The 450-square mile Parking Lot

Entry 5 | 7 March 2012 | 17:15

Rhetorical Précis

Hunter S. Thompson’s “The 450-square mile Parking Lot” highlights the detrimental effect of Los Angles’ population boom on traffic and new residents during the 1960s. (1) Unlike his later works, this article relies more heavily on hard facts to deliver the news to an audience, but extremely rich vocabulary that pokes fun at everyday human struggles makes the article more than simply a report on California population figures. Although cities are growing in the United States, since 1965 the birth rate has significantly dropped, and over population therefore is not as devastating of a problem as Thomson describes it in his article. This less aggressive yet cheeky style of early Thompson writing informs the reader without simply yelling at him or her.


Reading the type of journalism that Thompson put forth for Pagent magazine before he had the ego to do more insane things made me miss the earlier days of print magazines and newspapers. The article had a smattering of facts and figures that informative as well as relevant, but the excellent writing made me want to continue reading the piece. Nothing was boring, but I also didn’t feel like I was being insulted by a piece of writing. Thompson’s journalism roots are strong, and it is clear that he can write. His later works suggest that his writing is overshadowed by his ability to rant and make rather vulgar but clever jokes. This article proves his ability. Although I very much enjoyed the 1965 article on overpopulation in Los Angeles, I enjoy Thompson’s later work as well, but for different reasons. His reasoning in this article makes sense as well – overpopulation is a city specific problem in the United States. Today, as the environmentalist movement makes a (perhaps more commercially driven) comeback, the issue to highways packed with thousands of cars should be a deterrent to moving to a certain place. However, in today’s world, with the massive amount of competition for careers rather than jobs, cities are drawing in more young people. Living in a place where the clouds consist of greenhouse gases instead of water is an unfortunate reality for many Americans. People go to where the jobs are, and the jobs are in the cities. Thompson suggests moving to a slightly less congested city as an alternative to Los Angeles, but today, the American Dream does not necessarily mean to settle down in a nice house with a picket fence. Today, the American Dream is having a career rather than a job; living arrangements take a backseat to professional fulfillment.

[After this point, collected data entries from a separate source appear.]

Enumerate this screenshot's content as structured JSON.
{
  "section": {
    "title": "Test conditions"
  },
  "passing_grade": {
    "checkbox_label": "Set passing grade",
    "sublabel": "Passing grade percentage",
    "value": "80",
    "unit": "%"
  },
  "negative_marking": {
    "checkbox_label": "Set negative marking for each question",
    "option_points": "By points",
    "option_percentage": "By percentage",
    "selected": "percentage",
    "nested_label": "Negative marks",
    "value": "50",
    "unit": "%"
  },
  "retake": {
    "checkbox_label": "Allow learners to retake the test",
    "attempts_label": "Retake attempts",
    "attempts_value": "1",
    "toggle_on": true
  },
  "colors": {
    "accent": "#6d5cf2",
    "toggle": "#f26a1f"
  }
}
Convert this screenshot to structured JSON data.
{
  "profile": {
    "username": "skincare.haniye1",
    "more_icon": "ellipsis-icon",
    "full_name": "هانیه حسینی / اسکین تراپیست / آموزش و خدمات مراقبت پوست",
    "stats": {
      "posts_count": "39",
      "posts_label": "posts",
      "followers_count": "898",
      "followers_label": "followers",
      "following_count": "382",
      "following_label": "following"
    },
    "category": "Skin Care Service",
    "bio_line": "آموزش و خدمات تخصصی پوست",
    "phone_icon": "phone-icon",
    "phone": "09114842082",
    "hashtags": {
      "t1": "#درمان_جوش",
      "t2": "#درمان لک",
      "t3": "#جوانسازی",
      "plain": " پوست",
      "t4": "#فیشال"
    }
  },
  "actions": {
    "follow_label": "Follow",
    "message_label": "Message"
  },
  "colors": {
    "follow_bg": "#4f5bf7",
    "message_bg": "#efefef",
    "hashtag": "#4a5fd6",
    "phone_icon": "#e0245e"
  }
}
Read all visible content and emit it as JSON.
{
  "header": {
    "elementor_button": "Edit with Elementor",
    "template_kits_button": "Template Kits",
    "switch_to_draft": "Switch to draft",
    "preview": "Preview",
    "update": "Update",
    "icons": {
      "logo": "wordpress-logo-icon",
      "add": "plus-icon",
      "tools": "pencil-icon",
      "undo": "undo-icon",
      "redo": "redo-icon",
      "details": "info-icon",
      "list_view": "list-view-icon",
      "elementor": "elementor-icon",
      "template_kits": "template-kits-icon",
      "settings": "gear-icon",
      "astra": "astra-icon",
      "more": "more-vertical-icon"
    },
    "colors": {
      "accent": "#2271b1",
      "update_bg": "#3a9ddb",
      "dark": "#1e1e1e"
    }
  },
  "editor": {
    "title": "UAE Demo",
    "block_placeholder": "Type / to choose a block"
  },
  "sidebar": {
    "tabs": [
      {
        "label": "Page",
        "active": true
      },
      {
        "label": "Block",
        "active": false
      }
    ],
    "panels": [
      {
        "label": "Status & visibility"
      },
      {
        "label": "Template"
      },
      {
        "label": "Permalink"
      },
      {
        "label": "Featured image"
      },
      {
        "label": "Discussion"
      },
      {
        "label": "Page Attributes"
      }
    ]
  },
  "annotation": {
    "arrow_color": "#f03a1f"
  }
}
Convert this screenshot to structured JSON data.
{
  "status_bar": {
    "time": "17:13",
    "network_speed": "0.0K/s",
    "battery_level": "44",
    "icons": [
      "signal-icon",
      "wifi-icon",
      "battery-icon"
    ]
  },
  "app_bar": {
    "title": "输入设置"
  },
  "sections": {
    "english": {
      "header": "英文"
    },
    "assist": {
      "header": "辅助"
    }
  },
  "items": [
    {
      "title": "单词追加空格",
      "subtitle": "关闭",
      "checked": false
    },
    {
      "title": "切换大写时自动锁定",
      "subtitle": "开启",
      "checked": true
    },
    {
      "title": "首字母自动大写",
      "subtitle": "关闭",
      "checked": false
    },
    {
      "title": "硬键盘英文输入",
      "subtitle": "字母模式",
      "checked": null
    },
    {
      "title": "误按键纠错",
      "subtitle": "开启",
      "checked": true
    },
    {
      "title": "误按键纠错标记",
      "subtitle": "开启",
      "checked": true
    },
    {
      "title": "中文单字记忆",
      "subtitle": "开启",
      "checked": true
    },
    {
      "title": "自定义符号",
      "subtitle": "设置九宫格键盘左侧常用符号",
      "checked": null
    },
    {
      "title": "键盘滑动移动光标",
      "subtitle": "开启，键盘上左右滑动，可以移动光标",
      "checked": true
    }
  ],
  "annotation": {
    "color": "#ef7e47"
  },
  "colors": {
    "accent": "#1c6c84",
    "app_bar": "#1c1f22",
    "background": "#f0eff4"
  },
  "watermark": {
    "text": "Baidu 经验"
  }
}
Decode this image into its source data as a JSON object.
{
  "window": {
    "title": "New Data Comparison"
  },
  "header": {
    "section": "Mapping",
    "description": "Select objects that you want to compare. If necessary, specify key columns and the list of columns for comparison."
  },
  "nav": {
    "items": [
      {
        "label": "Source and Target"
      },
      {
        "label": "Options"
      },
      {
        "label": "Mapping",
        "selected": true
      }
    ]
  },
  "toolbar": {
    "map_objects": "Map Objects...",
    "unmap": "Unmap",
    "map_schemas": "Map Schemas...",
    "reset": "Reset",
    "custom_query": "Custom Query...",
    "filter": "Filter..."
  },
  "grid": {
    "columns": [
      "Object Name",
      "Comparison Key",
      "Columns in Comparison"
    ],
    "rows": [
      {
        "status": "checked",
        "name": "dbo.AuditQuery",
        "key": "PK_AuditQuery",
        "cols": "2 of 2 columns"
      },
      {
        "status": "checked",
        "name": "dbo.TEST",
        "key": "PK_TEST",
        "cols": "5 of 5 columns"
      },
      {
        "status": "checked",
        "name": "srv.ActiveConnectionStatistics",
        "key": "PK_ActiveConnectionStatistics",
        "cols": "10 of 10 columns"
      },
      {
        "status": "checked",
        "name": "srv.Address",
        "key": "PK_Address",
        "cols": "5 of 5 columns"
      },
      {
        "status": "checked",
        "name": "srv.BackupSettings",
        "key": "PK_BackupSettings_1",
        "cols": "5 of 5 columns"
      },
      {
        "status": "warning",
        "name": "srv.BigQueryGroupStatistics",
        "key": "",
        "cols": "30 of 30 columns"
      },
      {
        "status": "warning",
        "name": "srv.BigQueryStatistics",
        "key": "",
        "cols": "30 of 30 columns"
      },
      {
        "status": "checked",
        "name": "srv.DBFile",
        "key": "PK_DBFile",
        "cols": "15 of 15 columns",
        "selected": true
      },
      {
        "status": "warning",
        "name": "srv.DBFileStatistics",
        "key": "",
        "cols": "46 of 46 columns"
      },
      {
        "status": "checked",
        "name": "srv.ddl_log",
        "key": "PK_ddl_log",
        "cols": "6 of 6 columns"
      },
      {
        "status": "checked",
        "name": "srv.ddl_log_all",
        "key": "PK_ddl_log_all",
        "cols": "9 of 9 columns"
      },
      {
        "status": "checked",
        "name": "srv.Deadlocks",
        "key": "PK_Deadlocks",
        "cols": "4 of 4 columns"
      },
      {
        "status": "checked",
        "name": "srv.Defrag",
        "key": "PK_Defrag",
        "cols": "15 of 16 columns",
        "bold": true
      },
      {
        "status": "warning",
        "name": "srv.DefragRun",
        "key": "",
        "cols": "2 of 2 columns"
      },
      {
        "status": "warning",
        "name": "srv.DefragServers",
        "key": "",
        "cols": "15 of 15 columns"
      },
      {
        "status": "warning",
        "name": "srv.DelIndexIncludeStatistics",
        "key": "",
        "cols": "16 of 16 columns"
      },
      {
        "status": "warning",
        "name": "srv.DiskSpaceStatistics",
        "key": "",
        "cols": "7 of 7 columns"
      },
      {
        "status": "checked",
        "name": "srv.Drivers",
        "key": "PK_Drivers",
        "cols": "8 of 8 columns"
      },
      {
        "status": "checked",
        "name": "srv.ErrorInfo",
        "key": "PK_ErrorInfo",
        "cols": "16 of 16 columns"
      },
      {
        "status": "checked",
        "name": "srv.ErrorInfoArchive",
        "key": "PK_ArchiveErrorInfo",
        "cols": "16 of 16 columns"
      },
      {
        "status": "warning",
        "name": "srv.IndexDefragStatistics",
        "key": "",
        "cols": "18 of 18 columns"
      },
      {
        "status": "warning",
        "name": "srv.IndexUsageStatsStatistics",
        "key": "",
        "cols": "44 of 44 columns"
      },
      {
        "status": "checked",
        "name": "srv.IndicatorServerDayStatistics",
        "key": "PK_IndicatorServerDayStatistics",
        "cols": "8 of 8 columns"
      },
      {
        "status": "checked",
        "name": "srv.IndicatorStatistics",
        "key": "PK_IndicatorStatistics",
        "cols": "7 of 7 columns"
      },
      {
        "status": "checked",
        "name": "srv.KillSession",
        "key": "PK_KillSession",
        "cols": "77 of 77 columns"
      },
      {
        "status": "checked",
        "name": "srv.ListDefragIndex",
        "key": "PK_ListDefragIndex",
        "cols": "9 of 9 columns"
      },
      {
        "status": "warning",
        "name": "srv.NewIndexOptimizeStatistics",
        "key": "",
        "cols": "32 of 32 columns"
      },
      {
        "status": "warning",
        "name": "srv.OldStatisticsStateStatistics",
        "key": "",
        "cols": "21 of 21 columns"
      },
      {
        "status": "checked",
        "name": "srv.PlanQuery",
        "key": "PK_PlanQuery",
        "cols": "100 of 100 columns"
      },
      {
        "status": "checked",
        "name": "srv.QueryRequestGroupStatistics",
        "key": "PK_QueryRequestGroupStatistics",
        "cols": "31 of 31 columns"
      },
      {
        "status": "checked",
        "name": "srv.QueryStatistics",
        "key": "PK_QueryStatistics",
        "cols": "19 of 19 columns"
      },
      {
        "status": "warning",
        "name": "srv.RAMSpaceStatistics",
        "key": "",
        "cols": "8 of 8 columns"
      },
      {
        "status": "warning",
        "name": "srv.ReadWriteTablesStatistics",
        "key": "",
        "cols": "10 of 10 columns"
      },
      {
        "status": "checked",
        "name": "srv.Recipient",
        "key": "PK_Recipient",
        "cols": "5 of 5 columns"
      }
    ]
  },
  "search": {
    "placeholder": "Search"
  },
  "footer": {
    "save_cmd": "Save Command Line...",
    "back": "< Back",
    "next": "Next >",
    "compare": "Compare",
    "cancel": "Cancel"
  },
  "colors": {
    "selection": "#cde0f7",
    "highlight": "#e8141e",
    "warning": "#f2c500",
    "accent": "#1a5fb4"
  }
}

(1) Thompson, Hunter S. “The 450-Square Mile Parking Lot,” Pageant: (Dec. 1965): 53-59.

Scroll down to “The 450-Square Mile Parking Lot – Hunter S. Thompson (Pageant Dec. 1965)” to view the article.



One thought on “The 450-square mile Parking Lot

  1. I like the look (very dark and somber, like the humor of Hunter S. Thompson). Yet, it is a bit hard to read, at least on my screen. Content is fantastic, except that citations should be in Chicago Manual of Style. Look that up and correct each entry. If they are direct links to an online page, then it is a different story. Good work.